Michael Behe has attempted to research whether beneficial mutations are able to provide a basis for evolutionarily significant change. In his most recent book, The Edge of Evolution, Behe attempts to discern the kind of changes at the sub-cellular level which can be caused by mutation. He looks in particular at drug resistance in one of the best understood, most rapidly reproducing organisms with huge population potential that is known to science, the malarial bacterium. In this study, Behe looked at the mutations which have given rise to resistance to the anti-malarial drug, chloroquine, and the frequency at which these mutations have occurred. It seems as though just two separate DNA mutations are required to give rise to this resistance, yet it’s happened less than 10 times since the drug was released around 50 years ago. Behe estimates it has needed a malarial population of about 100 million trillion to achieve it - 1020 bacterial cells; that is, one followed by twenty zeros, an extremely large population.

 

He then turns his attention to the much smaller population of primates in the ancestral line that has led to the human species during the last ten million years. He calculates this as just one trillion individuals (1012). Assuming that the rate of mutation in the human line is the same as that in malaria, two beneficial mutations, the equivalent to that needed for resistance to chloroquine, would not yet have occurred. It would require another one hundred million lots of ten million years to achieve the necessary population of 1020 – another thousand trillion years! As Behe points out, this is far longer than the age of the universe (13.7 billion years). Behe says that “it’s reasonable to conclude the following: no mutation that is of the same complexity as chloroquine resistance in malaria arose by Darwinian evolution in the line leading to humans in the past ten million years.” (Italics his.) Yet Darwinian evolution requires far more complex combinations of mutations than this. Behe comments that a genetic change twice as complex as that required for chloroquine resistance is beyond what is naturally possible, even for a fast-reproducing organism like malaria - that it’s beyond the edge of evolution. For long-lived species or those with low population levels, significant evolutionary changes will be far more difficult than for the malaria parasite.
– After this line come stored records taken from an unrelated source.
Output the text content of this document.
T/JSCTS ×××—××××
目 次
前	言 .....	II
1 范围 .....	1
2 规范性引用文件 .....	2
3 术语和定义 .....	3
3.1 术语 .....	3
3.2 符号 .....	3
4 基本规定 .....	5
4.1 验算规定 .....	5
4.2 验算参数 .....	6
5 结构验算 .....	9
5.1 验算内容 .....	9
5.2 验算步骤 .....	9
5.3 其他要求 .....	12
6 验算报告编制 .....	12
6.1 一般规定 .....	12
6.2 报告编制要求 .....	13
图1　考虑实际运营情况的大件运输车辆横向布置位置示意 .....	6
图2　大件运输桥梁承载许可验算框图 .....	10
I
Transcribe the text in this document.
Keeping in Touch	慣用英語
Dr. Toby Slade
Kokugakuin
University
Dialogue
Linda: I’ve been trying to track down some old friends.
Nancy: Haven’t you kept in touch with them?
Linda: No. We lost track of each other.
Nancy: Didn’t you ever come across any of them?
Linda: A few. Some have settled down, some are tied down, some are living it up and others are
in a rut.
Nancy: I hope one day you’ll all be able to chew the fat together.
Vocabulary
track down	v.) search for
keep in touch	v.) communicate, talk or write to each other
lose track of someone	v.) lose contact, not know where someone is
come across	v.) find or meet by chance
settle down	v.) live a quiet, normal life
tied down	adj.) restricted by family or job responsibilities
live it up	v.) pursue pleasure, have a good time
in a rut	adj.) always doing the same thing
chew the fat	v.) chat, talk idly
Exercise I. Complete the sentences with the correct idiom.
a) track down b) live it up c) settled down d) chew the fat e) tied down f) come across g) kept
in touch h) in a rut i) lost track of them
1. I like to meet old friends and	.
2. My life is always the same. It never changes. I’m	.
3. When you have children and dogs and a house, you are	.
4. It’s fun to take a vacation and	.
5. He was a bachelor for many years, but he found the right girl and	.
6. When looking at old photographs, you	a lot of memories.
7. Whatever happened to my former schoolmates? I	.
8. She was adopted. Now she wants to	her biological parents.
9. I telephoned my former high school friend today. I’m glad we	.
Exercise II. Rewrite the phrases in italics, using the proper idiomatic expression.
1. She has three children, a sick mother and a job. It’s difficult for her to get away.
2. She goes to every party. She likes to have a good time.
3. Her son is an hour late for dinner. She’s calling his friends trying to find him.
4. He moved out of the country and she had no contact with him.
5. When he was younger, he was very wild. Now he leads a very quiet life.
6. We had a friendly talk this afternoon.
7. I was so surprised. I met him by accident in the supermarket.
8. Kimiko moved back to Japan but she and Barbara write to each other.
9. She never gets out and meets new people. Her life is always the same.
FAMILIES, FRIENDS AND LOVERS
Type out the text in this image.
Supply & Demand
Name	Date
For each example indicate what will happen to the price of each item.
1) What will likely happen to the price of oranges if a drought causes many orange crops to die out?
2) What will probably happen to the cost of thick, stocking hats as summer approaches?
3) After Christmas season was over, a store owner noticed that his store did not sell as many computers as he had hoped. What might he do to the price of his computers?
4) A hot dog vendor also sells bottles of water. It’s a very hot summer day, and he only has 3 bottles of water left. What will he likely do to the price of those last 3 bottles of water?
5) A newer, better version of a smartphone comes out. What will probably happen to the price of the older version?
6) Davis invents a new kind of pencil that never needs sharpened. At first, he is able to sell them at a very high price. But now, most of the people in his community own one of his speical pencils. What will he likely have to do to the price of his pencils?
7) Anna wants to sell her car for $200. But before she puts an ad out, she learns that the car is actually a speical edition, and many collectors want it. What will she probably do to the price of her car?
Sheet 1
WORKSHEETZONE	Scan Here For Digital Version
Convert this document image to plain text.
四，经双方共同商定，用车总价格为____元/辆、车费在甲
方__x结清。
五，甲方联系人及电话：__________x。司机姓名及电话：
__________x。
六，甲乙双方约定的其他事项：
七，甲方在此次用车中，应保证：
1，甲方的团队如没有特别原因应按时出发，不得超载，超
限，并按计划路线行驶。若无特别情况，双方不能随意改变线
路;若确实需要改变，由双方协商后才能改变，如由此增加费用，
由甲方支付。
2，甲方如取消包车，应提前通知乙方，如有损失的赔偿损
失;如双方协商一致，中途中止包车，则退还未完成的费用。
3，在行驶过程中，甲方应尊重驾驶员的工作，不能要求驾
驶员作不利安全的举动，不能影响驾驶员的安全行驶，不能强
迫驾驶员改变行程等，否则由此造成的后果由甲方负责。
Hence, it’s not unreasonable to conclude that evolution requires something more for its explanation than the mechanism proposed by Darwinism.

 

The same conclusion is drawn by David Swift, in Evolution under the microscope, a broad and penetrating study of cell mechanisms and processes, and their implications for evolution. He quotes Dawkins and others who argue that the steps up Mount Improbable can be made as small as the evolutionist needs them to be. However this is totally fallacious at the biochemical level, because significant advances require both new genes and their control mechanisms, not just simple mutations. Swift says, “In conclusion, the smallest step by which substantial increase in biological complexity could arise entails at least one new functioning macro-molecule, but there is no way in which it might arise. Even more confounding from an evolutionary perspective is that any realistic advance almost certainly entails multiple genes – and that makes the whole idea totally untenable. In short, the fundamental evolutionary principle of incremental progress fails completely at the level of molecular biology.” (My italics.)